What is High-Performance CPR?
High-Performance CPR is an expertly-performed, choreographed, and measured resuscitation attempt. It requires sound individual skills and seamless team performance.
HP-CPR is the foundation of successful resuscitation and is the most important EMS therapy in treating out-of-hospital cardiac arrest (OHCA). Other interventions, such as advanced airway management and drug administration, should never interrupt CPR or compromise chest compression quality.
The table below cites the American Heart Association performance recommendations for EMS CPR, causes and effects of shortfalls in care, and key points for providers.
Texas-CARES makes available a data collection and reporting platform that allows EMS agencies to measure OHCA care. CPR LifeLinks, in turn, provides guidance and resources to help agencies optimize their care.
EMS QI in Harris County ESD#48
The EMS quality improvement project among interested Texas-CARES participants includes implementation in EMS agencies of nationally vetted, evidence-based prehospital guidelines and best practices for management of out-of-hospital cardiac arrest (OHCA). One such agency is Harris County Emergency Service District #48, which is located 28 miles west of Houston, Texas. This agency responds to a suburban population of 150,000 residents and has a call volume of approximately 8,000 every year.

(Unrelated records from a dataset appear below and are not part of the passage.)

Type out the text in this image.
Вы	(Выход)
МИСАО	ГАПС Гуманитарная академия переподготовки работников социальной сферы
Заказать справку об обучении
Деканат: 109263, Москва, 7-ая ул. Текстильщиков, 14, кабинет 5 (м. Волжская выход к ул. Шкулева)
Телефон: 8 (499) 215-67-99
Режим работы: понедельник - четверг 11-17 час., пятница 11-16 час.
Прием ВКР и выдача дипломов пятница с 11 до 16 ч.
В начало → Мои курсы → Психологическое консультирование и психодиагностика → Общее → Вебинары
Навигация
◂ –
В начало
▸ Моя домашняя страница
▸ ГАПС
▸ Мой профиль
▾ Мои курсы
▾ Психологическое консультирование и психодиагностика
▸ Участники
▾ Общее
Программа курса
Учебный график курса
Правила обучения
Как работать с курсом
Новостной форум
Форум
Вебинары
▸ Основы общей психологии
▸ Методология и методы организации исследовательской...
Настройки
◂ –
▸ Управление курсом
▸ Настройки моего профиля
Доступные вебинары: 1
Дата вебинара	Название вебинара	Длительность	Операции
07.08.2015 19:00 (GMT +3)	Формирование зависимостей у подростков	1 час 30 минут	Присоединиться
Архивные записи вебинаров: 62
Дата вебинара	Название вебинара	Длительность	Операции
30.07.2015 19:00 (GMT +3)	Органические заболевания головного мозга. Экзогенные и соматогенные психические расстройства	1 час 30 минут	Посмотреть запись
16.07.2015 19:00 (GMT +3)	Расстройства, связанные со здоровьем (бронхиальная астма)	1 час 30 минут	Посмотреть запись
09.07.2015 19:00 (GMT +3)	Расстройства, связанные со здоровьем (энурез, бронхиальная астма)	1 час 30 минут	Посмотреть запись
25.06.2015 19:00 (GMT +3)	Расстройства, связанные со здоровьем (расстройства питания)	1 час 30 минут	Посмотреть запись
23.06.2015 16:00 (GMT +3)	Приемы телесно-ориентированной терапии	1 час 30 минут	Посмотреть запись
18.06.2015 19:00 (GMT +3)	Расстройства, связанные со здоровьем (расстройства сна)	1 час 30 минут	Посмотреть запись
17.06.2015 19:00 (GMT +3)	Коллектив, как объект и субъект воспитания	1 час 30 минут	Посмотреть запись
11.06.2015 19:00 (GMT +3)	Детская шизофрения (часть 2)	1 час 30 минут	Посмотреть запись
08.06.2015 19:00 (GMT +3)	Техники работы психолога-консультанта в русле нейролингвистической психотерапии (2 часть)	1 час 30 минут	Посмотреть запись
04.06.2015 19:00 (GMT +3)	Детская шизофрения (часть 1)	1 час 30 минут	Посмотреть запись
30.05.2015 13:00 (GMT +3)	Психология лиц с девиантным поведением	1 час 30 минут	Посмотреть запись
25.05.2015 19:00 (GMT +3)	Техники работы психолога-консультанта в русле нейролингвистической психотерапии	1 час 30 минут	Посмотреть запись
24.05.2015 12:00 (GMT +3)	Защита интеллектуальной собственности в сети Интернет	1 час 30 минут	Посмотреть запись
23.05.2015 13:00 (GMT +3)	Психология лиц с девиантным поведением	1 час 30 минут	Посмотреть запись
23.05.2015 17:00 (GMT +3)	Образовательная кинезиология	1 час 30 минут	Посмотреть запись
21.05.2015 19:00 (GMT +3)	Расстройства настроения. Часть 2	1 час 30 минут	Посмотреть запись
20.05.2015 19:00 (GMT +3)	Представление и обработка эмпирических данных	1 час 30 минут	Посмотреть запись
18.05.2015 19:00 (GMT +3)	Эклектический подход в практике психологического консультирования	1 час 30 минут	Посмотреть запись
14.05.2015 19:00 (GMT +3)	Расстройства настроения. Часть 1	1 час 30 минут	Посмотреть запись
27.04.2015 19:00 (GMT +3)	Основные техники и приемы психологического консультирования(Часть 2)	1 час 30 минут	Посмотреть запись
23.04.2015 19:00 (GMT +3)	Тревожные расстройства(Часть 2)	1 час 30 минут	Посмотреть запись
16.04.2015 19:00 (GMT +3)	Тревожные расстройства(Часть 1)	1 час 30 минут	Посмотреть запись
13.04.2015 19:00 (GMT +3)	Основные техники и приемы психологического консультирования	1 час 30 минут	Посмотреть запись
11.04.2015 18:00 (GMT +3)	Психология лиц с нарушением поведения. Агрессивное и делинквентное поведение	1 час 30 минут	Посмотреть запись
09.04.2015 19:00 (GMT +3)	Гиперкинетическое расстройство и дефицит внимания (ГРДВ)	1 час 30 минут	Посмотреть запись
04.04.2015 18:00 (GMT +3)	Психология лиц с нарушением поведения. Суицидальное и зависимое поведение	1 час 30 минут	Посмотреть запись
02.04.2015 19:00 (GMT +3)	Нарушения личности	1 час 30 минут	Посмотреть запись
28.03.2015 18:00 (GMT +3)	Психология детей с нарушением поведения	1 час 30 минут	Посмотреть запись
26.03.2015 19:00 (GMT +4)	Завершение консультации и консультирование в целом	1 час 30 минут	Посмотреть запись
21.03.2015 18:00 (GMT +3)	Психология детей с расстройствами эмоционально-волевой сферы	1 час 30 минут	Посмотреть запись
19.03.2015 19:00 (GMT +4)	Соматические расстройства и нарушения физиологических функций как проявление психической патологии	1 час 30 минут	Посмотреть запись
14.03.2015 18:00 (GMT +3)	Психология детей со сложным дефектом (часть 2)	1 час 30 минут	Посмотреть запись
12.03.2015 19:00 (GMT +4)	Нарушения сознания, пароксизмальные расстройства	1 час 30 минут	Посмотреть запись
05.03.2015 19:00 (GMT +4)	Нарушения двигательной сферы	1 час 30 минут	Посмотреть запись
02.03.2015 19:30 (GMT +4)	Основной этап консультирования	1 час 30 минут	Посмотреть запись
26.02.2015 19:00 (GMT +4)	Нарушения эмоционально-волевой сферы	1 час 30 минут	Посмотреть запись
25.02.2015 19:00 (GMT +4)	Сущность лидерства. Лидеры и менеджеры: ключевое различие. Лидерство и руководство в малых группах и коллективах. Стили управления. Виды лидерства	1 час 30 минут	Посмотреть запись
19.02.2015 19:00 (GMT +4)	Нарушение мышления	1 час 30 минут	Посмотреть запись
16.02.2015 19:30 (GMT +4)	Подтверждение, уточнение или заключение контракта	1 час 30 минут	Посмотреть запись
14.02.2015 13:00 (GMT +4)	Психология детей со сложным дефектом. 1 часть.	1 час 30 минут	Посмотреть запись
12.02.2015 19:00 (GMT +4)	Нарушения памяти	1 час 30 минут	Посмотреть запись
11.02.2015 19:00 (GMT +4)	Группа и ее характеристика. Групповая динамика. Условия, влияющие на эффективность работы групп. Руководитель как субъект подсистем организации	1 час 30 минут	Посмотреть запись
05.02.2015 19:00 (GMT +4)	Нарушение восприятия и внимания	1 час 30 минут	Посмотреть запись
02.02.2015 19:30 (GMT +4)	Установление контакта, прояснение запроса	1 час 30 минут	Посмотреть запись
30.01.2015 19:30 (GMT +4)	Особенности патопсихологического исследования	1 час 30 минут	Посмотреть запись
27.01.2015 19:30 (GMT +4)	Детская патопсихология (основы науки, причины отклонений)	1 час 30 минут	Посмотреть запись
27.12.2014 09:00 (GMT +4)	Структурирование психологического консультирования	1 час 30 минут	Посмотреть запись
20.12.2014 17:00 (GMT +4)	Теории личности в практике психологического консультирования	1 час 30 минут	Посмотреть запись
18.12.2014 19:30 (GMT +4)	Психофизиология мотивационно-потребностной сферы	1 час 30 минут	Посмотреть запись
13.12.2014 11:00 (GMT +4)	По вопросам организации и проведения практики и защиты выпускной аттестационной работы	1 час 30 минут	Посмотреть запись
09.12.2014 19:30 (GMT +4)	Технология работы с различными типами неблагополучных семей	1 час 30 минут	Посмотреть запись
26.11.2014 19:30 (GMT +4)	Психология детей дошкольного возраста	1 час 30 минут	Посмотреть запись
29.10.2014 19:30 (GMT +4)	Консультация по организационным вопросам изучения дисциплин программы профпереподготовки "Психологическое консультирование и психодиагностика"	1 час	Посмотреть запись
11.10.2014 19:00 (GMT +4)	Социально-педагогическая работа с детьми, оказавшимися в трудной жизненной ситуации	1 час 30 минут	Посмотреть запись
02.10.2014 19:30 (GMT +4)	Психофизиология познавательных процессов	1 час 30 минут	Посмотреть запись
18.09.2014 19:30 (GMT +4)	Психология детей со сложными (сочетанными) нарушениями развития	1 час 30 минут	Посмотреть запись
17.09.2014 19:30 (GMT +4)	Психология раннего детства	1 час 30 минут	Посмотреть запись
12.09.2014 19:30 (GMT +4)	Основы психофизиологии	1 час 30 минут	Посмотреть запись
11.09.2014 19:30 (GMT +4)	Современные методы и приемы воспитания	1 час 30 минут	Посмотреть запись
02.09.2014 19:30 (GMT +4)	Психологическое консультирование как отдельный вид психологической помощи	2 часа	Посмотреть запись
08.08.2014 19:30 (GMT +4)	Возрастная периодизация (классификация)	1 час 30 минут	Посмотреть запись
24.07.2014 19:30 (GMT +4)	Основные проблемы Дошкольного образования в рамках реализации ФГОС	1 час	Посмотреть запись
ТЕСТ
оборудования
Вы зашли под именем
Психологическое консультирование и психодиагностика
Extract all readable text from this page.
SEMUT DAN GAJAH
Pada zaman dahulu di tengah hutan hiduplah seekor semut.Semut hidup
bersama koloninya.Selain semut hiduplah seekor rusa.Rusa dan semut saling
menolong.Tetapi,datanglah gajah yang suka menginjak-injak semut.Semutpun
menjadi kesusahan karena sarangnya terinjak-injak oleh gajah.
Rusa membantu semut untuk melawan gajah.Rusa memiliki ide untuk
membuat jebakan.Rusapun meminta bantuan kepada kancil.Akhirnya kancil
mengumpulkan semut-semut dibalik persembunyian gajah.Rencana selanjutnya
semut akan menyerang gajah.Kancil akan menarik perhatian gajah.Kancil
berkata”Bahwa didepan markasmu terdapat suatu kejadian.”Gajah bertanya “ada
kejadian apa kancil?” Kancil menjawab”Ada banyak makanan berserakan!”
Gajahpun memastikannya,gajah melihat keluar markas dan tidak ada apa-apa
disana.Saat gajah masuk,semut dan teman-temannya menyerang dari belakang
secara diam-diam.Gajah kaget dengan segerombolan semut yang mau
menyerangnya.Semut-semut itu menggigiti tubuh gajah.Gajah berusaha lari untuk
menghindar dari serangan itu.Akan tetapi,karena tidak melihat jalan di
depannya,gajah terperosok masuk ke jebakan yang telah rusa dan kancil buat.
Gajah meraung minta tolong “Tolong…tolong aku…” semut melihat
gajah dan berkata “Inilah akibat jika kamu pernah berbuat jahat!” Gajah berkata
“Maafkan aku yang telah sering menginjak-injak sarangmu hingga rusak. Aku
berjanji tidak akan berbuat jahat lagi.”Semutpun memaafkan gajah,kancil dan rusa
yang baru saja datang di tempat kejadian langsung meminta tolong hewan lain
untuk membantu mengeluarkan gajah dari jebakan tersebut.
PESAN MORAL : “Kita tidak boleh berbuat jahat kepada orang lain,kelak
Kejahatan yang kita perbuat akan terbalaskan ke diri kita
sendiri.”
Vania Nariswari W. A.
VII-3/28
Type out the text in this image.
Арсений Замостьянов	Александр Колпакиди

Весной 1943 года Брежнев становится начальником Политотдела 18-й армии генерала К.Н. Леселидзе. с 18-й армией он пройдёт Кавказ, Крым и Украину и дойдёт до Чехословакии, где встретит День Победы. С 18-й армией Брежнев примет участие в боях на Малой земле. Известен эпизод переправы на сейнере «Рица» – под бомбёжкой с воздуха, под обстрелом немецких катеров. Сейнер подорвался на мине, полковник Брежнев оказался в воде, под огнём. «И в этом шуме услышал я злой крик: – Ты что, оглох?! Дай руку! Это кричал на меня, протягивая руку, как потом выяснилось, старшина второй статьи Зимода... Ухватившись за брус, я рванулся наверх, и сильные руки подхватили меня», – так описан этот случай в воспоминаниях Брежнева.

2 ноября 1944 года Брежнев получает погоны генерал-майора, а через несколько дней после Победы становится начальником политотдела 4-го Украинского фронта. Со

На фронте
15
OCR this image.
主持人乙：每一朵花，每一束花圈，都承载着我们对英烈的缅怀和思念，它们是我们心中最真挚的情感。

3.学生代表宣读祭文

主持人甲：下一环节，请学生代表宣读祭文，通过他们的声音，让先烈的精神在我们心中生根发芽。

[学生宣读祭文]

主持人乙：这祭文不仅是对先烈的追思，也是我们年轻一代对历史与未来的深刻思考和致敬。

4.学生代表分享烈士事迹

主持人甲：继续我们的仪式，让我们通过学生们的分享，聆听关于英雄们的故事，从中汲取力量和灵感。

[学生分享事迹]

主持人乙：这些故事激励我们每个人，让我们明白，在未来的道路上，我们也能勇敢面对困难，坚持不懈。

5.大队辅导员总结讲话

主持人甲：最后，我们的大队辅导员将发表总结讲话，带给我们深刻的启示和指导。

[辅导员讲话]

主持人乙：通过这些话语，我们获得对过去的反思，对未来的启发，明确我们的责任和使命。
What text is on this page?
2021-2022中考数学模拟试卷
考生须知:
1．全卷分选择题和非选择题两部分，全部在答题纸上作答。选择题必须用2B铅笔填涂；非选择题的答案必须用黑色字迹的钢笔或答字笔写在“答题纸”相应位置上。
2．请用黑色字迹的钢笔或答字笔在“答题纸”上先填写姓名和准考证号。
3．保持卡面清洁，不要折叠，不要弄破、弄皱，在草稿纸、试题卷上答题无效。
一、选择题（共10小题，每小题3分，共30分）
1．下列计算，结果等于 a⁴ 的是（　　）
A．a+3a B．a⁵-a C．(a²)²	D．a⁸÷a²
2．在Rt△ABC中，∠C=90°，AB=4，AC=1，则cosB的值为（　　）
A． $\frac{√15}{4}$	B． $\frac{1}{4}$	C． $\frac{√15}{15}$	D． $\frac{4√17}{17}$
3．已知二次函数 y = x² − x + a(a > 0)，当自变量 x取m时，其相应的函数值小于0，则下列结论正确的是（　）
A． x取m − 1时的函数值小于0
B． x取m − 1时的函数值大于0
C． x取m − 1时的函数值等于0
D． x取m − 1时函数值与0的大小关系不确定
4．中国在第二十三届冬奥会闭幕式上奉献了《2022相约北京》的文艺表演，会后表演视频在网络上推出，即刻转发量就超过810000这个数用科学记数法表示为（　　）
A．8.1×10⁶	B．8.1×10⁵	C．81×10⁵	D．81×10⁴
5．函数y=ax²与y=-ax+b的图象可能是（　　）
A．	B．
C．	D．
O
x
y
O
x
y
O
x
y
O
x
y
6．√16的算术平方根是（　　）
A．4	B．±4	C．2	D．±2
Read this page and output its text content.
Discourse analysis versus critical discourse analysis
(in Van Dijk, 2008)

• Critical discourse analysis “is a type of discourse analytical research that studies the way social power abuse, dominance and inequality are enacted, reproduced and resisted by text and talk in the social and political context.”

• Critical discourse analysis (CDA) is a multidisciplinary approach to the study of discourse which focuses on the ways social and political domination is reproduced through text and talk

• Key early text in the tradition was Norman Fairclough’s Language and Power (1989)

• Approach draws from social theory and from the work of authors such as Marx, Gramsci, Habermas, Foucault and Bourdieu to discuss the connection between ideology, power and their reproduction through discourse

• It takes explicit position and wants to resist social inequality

Improvement efforts focus on comparing performance measures based on data before and after EMS agency personnel receive didactic education and scenario-based training that repeatedly and explicitly emphasize a team approach to minimally interrupted cardiac resuscitation. Performance measures are based on quality improvement variables related to chest compression depth, rate, and release velocity, and ventilation rates, which are recorded by EMS resuscitation equipment. CPR process files generated from resuscitation monitor equipment provide the basis for case-by-case agency feedback.